Lembrou-se de uma antiga palestra que ouvira de uma física indiana durante umas férias que tiraram em Fiji:
— Tudo o que somos já foi parte de alguma outra coisa, deste planeta, em outro momento no passado. Cada átomo já esteve em cada lugar que você vê, se você pensar na escala de bilhões de anos que é o tempo que a Terra tem durado. Hoje você é você, mas seus átomos já foram lava, dinossauros, árvores, fezes, asteroides… Eu penso que talvez esta seja uma forma racional de conciliar o conceito hindu de transmigração com a ciência.
Na época Reismann apenas sentira asco de pensar que os átomos de seu corpo já haviam sido todo tipo de coisas nojentas. Especialmente os de carbono. Estes não são mesmo confiáveis.
Chegou ao hotel e subiu até seu apartamento. Despiu-se e tomou um longo banho. “Para que economizar água? Logo não existirá mais água nem aquecimento global, nem nada para me atazanar a consciência.” Enquanto se enxugava o telefone tocou. Era Randall.
— Como me achou aqui nesse hotel?
— Tenho minhas fontes, Shaul. Quer jantar comigo?
— Por que eu quereria jantar com um cara que conheci hoje?
— Sei lá, esse cara não ter mais ninguém conhecido no Rio de Janeiro é uma razão para você lhe dar uma recepção civilizada.
— Tudo bem, mas que seja no restaurante do hotel mesmo.
Eram onze da noite quando Randall chegou. Desta vez não estava fantasiado de turista americano.
— Certamente você já deve ter conhecido algum brasileiro, e certamente um de bom coração.
— Por que?
— Porque já lhe explicaram como se vestir nesse país sem ser parecer um palhaço.
— Ora, eu posso ter sido um palhaço gringo quando arrumei minha mala, mas eu aprendo rápido observando os outros.
Era verdade. Seus óculos discretos e a feliz coincidência de ser negro o tornavam indistinguível de um brasileiro, desde que não abrisse a boca, pois só sabia falar um carregado scots.
A única mulher no saguão era uma africana alta que falava aos cochichos em seu telefone celular.
— Aquela mulher, Randall.

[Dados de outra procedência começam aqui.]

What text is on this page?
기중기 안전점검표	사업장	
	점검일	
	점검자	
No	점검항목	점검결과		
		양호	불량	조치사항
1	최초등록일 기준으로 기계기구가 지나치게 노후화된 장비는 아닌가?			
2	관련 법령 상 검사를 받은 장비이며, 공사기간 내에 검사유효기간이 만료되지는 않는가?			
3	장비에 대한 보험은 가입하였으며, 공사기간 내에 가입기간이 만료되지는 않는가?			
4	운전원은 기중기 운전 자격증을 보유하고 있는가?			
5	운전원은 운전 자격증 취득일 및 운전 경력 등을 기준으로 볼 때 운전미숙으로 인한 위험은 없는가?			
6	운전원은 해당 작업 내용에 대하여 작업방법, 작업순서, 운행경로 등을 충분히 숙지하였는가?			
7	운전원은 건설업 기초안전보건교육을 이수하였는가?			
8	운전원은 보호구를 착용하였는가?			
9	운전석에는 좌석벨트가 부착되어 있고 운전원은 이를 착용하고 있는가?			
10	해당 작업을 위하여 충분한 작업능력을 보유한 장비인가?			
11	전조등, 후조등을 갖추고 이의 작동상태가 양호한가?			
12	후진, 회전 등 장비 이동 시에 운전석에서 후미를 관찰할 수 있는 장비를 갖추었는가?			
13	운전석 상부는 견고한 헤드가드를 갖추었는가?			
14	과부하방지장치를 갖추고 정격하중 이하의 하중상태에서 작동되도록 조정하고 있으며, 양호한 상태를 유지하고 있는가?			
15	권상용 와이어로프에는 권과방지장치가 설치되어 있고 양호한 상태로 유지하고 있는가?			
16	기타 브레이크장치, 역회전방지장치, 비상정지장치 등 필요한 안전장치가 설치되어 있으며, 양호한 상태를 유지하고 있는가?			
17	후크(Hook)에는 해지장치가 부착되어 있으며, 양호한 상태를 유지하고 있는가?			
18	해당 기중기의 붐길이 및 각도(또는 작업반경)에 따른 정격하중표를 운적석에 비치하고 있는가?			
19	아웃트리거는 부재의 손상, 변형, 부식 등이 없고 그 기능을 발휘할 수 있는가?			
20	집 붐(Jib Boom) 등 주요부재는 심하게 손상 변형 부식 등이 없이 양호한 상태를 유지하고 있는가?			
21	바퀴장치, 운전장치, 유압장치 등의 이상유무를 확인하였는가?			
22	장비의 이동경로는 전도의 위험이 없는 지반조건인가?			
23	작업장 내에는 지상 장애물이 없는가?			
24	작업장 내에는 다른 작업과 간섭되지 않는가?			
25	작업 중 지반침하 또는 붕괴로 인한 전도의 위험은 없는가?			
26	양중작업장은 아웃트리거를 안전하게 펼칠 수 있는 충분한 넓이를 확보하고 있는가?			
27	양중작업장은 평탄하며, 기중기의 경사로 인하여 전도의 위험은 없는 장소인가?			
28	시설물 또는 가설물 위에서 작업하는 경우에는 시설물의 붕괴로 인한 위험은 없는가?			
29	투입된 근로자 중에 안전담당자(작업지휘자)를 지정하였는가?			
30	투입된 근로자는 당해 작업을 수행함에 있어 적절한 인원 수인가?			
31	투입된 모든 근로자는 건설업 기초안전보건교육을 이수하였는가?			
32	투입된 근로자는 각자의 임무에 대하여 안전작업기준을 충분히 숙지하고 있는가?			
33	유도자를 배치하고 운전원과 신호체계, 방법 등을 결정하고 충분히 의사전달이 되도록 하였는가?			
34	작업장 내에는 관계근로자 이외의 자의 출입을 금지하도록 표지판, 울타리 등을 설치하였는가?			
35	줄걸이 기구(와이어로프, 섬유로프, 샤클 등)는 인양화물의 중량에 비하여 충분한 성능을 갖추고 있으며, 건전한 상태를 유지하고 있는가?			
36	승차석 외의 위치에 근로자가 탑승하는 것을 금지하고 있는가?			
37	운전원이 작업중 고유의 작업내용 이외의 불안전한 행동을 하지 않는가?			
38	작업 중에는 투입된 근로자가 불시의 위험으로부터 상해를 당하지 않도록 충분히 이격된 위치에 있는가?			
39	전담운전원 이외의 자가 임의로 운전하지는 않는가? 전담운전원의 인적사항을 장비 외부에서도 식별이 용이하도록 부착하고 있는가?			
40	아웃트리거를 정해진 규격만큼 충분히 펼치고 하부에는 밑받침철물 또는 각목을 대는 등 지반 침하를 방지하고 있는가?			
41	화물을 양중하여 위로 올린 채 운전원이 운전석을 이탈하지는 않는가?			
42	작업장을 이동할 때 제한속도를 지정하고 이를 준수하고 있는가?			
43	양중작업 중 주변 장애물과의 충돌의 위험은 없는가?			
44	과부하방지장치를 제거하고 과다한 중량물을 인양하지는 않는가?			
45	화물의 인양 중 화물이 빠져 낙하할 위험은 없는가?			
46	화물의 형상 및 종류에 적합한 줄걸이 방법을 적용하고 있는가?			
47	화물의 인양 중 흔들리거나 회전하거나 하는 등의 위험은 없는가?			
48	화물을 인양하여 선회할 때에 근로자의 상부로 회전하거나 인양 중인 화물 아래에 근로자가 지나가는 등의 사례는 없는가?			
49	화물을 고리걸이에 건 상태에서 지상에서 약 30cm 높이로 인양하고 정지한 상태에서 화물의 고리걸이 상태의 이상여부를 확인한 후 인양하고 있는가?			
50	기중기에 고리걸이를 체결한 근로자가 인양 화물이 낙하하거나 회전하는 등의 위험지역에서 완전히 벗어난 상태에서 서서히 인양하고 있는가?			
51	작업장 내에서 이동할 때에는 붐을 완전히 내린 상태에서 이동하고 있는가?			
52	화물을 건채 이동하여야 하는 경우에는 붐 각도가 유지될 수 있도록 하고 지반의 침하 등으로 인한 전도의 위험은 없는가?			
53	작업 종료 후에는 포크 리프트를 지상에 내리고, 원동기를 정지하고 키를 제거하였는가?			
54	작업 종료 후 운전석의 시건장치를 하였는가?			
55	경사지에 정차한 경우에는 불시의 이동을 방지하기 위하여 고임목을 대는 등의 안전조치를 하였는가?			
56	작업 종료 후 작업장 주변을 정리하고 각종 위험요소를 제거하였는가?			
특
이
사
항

Você a conhece?
— Já a notei. Não conheço.
— Tenho certeza de que é uma agente de algum serviço.
— Como sabe disso?
— A gente fica vidente quando sabe que vai morrer.
— Shaul, em nome desses velhos tempos…
Reismann ergueu o brinde mecanicamente.
— Você está querendo alguma coisa, Randall. Eu pressinto.
— Sim. Quis falar com você por causa de algo que me ocorreu. Se é verdade que é impossível observar o estado de um objeto a nível quântico sem mudar sua trajetória, e impossível observar sua trajetória sem mudar eu estado, não será que a observação do estado desse buraco negro o desviou de sua trajetória original? Qual é o tamanho dele? Quanta energia seria necessária? Quanticamente falando não se pode interagir sem influência.
— Randall, você é um jornalista. Não é um físico. Então não se preocupe com esses detalhes. Você nem sabe calcular, talvez ninguém saiba sem a ajuda de um poderoso computador. Eu nem tenho os dados completos comigo. E as coisas não são iguais no nível macro e no nível quântico.
— Você quer que eu não me preocupe, mas esse “pequeno buraco negro” vai destruir o mundo.
— Mesmo assim é uma péssima ocasião para querer aprender sobre o assunto.
— Não existe ocasião ruim para aprender, Shaul.
— Antes da morte.
— Se fosse assim não valia a pena aprender nada. Toda a vida de um ser humano é “antes da morte”. Shaul, são dezoito anos. Vamos fazer o que nesses dezoito anos. Esperar a morte chegar?
— Bem, Randall. Uma coisa eu sei. Quero morrer antes. De preferência, bêbado.
E virou a dose de cachaça pura que o garçom lhe trouxera.